Rechtbank Midden-Nederland

Datum uitspraak
16 november 2022
Publicatiedatum
18 november 2022
Zaaknummer
UTR - 21 _ 5054
Instantie
Rechtbank Midden-Nederland
Type
Uitspraak
Rechtsgebied
Bestuursrecht
Procedures
  • Eerste aanleg - enkelvoudig
Rechters
Vindplaatsen
  • Rechtspraak.nl
AI samenvatting door LexboostAutomatisch gegenereerd

Beoordeling van een Wob-verzoek en de buiten behandelingstelling door het college van burgemeester en wethouders van de gemeente Gooise Meren

In deze uitspraak beoordeelt de rechtbank het beroep van eisers tegen het besluit van verweerder van 18 maart 2021, waarin het verzoek van eisers op grond van de Wet openbaarheid van bestuur (Wob) buiten behandeling is gesteld. Verweerder heeft het Wob-verzoek op 5 november 2021 in bezwaar gehandhaafd, met als argument dat het verzoek te algemeen en onbegrensd is. De rechtbank heeft het beroep op 24 juni 2022 behandeld, waarbij de gemachtigden van beide partijen aanwezig waren.
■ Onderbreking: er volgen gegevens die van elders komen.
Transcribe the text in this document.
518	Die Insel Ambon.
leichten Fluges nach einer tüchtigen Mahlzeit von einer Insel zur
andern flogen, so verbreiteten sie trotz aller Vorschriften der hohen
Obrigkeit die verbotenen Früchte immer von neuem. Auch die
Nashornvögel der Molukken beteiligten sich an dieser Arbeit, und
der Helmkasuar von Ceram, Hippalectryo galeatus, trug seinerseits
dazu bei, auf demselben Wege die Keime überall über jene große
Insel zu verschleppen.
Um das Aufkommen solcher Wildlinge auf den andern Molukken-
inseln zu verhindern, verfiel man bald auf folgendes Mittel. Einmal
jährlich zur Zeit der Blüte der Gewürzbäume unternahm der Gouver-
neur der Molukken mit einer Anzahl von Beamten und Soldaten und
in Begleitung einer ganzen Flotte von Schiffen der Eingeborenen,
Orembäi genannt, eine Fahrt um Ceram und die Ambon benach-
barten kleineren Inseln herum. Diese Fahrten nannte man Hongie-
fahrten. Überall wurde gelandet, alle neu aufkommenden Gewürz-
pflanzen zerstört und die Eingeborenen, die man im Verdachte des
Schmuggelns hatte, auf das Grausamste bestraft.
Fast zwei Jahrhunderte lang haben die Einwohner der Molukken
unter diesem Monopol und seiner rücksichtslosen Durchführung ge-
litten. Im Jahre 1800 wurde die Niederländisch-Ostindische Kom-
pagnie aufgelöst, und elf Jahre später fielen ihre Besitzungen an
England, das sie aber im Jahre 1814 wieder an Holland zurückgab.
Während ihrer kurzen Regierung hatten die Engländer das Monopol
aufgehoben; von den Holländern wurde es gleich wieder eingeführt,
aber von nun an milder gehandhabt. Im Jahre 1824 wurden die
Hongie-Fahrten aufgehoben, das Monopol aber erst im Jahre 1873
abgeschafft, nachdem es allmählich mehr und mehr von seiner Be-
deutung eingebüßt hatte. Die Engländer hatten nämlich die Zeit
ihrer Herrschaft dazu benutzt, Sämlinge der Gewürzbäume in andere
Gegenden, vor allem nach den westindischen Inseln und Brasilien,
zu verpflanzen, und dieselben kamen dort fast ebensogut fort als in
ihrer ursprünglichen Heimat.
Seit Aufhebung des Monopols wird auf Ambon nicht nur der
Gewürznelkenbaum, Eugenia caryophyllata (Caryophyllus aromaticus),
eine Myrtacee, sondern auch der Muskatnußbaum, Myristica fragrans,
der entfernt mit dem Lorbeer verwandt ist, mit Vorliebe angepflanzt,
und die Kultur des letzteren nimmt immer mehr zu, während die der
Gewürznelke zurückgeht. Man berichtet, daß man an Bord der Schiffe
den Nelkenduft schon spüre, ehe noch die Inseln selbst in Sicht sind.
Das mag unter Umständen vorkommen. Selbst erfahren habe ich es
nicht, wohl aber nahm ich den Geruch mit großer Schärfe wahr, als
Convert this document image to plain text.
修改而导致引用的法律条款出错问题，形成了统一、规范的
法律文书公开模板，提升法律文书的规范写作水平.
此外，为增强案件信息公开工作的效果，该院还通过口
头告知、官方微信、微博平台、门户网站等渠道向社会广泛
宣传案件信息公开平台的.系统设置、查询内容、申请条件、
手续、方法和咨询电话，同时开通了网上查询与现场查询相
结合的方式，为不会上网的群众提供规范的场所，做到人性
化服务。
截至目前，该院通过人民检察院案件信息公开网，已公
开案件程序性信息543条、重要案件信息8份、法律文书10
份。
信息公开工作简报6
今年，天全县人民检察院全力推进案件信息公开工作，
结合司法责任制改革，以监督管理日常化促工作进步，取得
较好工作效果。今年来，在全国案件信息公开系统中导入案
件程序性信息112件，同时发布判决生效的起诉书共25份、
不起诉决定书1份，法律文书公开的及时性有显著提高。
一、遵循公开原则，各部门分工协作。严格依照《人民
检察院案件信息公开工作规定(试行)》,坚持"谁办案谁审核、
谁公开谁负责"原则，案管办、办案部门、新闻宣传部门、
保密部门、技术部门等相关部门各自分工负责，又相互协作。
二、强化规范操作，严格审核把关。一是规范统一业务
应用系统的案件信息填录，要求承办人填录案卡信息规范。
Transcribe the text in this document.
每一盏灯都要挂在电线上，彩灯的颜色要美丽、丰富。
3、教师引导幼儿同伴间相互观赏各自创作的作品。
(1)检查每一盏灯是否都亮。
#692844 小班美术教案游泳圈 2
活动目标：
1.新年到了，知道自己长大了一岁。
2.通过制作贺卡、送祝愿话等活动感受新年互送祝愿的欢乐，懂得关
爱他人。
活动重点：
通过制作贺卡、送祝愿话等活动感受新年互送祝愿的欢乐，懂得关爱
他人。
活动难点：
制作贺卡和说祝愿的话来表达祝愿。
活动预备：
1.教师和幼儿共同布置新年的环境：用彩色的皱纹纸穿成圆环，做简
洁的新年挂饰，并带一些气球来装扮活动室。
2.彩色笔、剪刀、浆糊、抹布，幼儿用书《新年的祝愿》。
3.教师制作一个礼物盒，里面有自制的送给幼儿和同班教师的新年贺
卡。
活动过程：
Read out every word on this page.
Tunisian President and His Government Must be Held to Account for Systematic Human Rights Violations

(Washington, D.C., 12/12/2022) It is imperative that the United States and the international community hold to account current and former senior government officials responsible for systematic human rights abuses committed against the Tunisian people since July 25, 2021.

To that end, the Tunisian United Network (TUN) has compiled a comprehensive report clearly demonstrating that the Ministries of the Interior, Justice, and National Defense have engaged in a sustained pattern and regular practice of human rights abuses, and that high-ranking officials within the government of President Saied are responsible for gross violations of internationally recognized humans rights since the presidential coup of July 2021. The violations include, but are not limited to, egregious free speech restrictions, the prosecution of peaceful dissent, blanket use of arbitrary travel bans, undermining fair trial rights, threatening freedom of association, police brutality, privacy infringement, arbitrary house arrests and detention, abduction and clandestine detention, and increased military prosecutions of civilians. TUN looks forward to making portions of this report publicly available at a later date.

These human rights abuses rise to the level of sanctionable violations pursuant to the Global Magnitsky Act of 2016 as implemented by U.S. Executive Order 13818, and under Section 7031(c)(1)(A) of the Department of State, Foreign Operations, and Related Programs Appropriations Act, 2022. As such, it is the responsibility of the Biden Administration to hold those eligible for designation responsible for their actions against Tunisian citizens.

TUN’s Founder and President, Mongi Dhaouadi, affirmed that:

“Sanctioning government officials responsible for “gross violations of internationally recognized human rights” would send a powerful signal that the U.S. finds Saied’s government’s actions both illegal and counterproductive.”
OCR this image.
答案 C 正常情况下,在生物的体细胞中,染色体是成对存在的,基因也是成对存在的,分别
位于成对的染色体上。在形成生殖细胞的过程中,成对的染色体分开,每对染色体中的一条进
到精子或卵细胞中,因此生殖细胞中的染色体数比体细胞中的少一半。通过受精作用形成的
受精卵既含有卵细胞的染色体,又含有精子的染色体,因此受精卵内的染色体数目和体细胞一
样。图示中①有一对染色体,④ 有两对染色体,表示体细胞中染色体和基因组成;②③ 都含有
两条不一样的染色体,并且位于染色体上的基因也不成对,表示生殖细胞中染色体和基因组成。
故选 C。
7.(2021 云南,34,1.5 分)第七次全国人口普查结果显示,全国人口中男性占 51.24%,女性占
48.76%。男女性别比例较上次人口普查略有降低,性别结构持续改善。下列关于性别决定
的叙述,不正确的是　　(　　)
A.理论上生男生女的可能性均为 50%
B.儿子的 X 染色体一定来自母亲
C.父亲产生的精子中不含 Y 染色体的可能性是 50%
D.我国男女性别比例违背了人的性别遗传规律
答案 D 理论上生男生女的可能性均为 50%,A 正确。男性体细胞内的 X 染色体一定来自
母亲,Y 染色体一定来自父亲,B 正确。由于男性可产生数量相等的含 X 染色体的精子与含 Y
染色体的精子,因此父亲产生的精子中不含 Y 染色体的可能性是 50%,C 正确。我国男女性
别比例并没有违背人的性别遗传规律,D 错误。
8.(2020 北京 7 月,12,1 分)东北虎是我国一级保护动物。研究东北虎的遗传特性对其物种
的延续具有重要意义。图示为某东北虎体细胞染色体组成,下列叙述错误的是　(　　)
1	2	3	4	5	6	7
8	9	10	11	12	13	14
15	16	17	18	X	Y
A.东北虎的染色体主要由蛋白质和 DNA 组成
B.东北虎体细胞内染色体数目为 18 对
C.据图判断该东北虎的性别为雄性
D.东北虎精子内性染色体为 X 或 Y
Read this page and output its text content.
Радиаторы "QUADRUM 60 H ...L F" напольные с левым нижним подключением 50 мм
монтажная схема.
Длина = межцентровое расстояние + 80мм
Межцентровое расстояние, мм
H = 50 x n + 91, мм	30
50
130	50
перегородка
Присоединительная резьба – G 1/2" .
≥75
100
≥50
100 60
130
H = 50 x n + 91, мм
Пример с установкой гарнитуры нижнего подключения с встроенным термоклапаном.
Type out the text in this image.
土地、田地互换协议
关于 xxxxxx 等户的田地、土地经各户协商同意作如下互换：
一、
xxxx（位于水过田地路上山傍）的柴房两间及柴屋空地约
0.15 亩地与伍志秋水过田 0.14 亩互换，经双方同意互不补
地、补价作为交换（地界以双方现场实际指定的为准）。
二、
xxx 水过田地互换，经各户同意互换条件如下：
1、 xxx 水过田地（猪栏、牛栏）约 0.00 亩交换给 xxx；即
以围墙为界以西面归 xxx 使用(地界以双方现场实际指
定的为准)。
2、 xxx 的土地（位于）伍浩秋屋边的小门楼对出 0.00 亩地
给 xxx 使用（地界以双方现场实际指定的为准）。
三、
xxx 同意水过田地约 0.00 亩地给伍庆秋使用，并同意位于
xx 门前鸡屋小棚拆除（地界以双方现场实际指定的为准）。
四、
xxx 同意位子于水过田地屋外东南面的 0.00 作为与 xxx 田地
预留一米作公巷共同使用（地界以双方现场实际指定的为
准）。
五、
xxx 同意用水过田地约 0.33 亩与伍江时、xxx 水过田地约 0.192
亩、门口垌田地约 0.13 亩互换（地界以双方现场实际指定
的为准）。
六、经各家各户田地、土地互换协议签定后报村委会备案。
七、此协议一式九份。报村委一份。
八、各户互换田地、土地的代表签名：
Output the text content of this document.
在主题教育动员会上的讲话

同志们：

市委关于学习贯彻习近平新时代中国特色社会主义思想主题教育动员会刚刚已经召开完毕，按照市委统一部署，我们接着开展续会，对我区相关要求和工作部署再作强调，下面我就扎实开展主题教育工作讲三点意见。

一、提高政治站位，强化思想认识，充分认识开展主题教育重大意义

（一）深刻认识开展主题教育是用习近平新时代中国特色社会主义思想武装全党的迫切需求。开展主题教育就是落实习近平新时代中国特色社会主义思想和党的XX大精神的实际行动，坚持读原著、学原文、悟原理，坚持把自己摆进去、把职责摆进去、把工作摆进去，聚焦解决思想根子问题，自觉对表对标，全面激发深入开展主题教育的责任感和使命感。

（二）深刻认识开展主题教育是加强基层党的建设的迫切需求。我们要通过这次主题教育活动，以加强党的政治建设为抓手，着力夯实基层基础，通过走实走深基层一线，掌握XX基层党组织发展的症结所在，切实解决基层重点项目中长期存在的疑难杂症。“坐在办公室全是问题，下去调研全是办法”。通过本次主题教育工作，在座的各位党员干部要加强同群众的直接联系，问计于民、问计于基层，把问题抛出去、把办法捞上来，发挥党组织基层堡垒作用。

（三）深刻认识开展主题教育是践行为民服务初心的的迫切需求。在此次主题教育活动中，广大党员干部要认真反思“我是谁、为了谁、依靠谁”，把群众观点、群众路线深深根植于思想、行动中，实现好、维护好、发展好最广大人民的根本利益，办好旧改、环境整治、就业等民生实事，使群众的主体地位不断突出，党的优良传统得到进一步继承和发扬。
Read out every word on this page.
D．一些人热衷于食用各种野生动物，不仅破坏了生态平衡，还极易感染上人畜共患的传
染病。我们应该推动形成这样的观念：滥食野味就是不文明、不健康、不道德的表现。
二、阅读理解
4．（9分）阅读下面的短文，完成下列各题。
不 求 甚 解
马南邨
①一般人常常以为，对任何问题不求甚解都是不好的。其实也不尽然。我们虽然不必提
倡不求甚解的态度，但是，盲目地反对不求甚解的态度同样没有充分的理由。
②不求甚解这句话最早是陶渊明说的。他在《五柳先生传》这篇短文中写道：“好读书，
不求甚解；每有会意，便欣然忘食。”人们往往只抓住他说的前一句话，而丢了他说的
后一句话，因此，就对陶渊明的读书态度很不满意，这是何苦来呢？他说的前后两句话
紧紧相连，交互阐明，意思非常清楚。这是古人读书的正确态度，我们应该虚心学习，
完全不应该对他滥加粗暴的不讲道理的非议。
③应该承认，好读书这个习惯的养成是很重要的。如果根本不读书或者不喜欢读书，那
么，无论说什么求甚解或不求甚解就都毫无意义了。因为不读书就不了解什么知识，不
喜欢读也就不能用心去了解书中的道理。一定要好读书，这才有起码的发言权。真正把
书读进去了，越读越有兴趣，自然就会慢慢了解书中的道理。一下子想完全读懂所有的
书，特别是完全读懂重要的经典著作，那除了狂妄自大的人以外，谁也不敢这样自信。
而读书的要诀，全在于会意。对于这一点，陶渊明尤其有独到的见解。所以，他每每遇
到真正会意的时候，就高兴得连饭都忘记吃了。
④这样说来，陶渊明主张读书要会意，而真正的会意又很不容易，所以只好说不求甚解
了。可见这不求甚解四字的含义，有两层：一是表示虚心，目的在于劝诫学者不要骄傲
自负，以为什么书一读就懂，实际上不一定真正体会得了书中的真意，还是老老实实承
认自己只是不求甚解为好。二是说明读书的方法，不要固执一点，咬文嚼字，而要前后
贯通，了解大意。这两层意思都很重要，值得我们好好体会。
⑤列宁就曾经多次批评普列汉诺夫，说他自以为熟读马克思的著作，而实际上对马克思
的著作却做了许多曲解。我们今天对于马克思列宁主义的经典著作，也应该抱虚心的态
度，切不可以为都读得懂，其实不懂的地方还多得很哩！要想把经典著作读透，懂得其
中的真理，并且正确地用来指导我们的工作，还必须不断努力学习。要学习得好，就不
De rechtbank heeft het onderzoek geschorst om verweerder de gelegenheid te geven een overzicht van lopende zaken te verstrekken, maar na ontvangst van dit overzicht hebben eisers aangegeven dat er geen overeenstemming was bereikt.

Eisers hebben op 29 januari 2021 een Wob-verzoek ingediend, waarin zij om informatie vroegen met betrekking tot alle dossiers die onder de coördinator vallen. Verweerder heeft het verzoek buiten behandeling gesteld, omdat het te algemeen was en niet voldeed aan de eisen van de Wob. Eisers zijn het niet eens met deze beslissing en verwijzen naar een advies van de commissie bezwaarschriften, waarin staat dat het verzoek voldoende duidelijk is. De rechtbank oordeelt dat verweerder terecht heeft gesteld dat het verzoek geen bestuurlijke aangelegenheid betreft en dat eisers niet voldoende hebben gespecificeerd waarover zij informatie wensen.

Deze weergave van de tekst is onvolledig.